Total # of neighbors = 151513
Ave neighs/atom = 37.878250
Neighbor list builds = 12
Dangerous builds not checked
Total wall time: 0:00:00

Congratulations! You’ve successfully compiled and executed LAMMPS on WSL!

Final steps

It is cumbersome to always specify the path of your LAMMPS binary. You can avoid this by adding the absolute path of your build directory to your PATH environment variable.

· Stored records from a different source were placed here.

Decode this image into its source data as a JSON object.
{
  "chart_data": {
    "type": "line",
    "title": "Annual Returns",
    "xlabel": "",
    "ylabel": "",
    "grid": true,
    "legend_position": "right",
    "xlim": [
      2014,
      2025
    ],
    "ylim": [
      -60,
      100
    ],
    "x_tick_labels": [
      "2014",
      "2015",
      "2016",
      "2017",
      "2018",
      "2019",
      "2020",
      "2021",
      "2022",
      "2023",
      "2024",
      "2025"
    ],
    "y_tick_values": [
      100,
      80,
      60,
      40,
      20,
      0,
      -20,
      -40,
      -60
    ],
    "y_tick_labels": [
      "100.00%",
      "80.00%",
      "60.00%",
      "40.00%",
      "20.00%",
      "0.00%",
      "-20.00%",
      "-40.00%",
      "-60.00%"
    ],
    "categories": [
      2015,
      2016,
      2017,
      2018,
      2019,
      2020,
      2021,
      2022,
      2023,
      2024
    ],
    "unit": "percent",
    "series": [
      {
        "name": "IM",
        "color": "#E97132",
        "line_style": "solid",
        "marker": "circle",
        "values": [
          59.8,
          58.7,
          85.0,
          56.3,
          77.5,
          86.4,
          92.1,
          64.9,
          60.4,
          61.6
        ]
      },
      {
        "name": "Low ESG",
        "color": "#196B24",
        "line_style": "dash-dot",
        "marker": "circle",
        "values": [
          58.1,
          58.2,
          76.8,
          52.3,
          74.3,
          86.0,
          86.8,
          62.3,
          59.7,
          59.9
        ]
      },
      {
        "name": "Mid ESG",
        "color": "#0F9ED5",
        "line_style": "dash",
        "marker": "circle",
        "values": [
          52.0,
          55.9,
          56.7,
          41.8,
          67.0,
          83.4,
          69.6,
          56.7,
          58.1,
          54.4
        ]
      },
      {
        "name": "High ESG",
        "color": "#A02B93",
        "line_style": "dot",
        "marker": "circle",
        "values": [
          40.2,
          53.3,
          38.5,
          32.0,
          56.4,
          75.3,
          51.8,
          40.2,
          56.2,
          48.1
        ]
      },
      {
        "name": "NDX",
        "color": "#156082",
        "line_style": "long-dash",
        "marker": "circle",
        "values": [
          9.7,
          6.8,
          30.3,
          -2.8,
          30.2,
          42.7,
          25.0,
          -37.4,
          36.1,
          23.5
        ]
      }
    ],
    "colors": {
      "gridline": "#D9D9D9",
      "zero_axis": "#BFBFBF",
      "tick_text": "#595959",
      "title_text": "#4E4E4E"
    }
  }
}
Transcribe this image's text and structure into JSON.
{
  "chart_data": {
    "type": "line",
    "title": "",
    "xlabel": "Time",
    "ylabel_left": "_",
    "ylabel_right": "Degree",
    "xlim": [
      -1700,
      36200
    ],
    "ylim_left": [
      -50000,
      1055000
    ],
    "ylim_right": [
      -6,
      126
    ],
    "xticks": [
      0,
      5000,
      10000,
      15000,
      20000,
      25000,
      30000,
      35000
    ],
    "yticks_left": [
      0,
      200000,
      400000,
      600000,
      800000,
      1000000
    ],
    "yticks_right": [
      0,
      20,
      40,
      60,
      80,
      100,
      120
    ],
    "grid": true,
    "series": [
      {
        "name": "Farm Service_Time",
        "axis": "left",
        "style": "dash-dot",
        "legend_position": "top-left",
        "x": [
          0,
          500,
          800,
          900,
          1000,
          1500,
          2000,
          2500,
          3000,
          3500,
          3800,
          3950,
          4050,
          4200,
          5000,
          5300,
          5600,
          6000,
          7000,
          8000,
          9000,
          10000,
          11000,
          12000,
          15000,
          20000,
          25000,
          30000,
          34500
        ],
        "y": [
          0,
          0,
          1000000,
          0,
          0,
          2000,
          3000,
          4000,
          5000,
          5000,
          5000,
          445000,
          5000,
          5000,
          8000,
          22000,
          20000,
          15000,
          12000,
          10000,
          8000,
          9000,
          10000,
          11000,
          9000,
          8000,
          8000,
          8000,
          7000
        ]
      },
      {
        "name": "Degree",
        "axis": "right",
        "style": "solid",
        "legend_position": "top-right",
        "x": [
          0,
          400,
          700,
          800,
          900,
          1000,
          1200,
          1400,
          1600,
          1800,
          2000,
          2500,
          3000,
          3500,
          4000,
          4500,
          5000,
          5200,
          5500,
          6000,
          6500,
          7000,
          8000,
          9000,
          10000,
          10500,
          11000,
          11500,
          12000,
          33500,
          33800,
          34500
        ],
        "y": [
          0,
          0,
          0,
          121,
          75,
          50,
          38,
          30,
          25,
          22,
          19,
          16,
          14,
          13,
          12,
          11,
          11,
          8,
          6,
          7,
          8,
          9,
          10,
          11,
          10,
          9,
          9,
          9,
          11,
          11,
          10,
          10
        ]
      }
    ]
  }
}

export PATH=$LAMMPS_BUILD_DIR:$PATH

You can then run LAMMPS input scripts like this:

lmp -in in.melt

or

mpirun -np 4 lmp -in in.melt

Note

The value of this PATH variable will disappear once you close your console window. To persist this setting edit the $HOME/.bashrc file using your favorite text editor and add this line:

export PATH=/full/path/to/your/lammps/build:$PATH

Example: If the LAMMPS executable lmp has the following absolute path:

/home/<USERNAME>/lammps/build/lmp

the PATH variable should be:

export PATH=/home/<USERNAME>/lammps/build:$PATH

Once set up, all your Ubuntu consoles will always have access to your lmp binary without having to specify its location.

Conclusion

I hope this gives you good overview on how to start compiling and running LAMMPS on Windows. WSL makes preparing and running scripts on Windows a much better experience.

If you are completely new to Linux, I highly recommend investing some time in studying Linux online tutorials. E.g., tutorials about Bash Shell and Basic Unix commands (e.g., Linux Journey). Acquiring these skills will make you much more productive in this environment.